Two French Bulldogs said...

what a story. We didn't realize they lived that long...
Benny & Lily

Kerry said...

So sweet! Buddy was a lucky boy. I love birds, but can't have them because of our cats.

scotsmad said...

We have lots of wild cockatiels here. We see them at the river. Buddy sounds like quite a character. We didn't know they could talk!

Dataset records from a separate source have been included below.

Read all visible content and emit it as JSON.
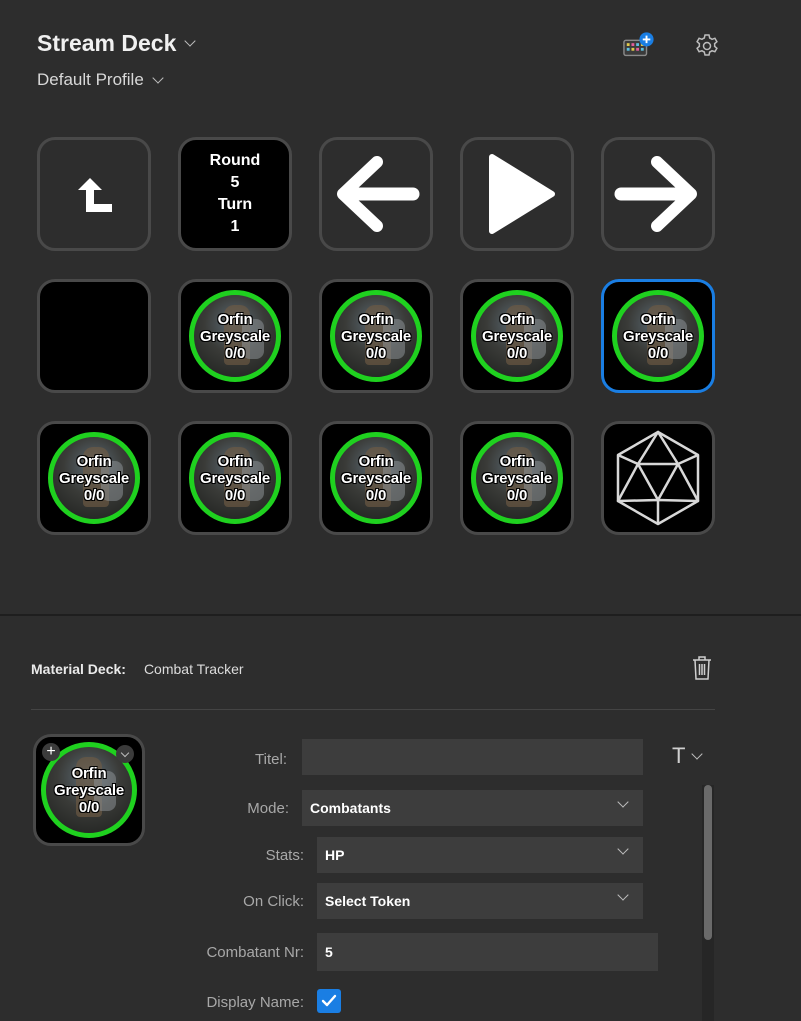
{
  "header": {
    "app_title": "Stream Deck",
    "profile": "Default Profile",
    "store_icon": "store-plus-icon",
    "settings_icon": "gear-icon"
  },
  "keys": {
    "back": {
      "icon": "back-arrow-icon"
    },
    "round": {
      "line1": "Round",
      "line2": "5",
      "line3": "Turn",
      "line4": "1"
    },
    "prev": {
      "icon": "arrow-left-icon"
    },
    "play": {
      "icon": "play-icon"
    },
    "next": {
      "icon": "arrow-right-icon"
    },
    "token": {
      "name1": "Orfin",
      "name2": "Greyscale",
      "hp": "0/0"
    },
    "dice": {
      "icon": "d20-icon"
    }
  },
  "inspector": {
    "plugin": "Material Deck:",
    "action": "Combat Tracker",
    "titel_label": "Titel:",
    "titel_value": "",
    "mode_label": "Mode:",
    "mode_value": "Combatants",
    "stats_label": "Stats:",
    "stats_value": "HP",
    "onclick_label": "On Click:",
    "onclick_value": "Select Token",
    "combatant_label": "Combatant Nr:",
    "combatant_value": "5",
    "display_name_label": "Display Name:",
    "display_name_checked": true,
    "plus": "+"
  },
  "colors": {
    "accent": "#1a7ee3",
    "token_ring": "#1fd11f"
  }
}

XXXOOO Daisy, Bella & Roxy

We were also impressed by the 'budgies'. Most people call them parakeets.

Marjie said...

That is a sweet story. I love him calling the dogs: "Here, kitty, kitty, kitty."

Jo's World said...

Very sweet story, Sue! I love the last picture too. My mother had two parakeets but I had little interest in them. My Dad had a friend who had a mynah bird that would talk your arm off. I would love one of those, I think.

Cheers,

Jo

soulbrush said...

What an incredible story! Have you got a Buddy2? You should maybe. I do love your animal tales and you write to well -but then I have said this to you many times before. Are you- like me dreading the cold dark Wintery days??

Nichole Burke said...

Awww...... my Mom & Dad always had birds. We had several parakeets while I was growing up, then cockateils, a parrot... now they have 2 cockateils (sp?)

SissySees said...

What a tender story! It's fun to hear about your birds and dogs of yore.

Mitch and Molly said...

What a sweet story and we absolutely love that last picture!

Love ya lots♥
Mitch and Molly

Life with Wrigs said...

Buddy sounds like he was an amazing little bird. Glad he found his way to your home.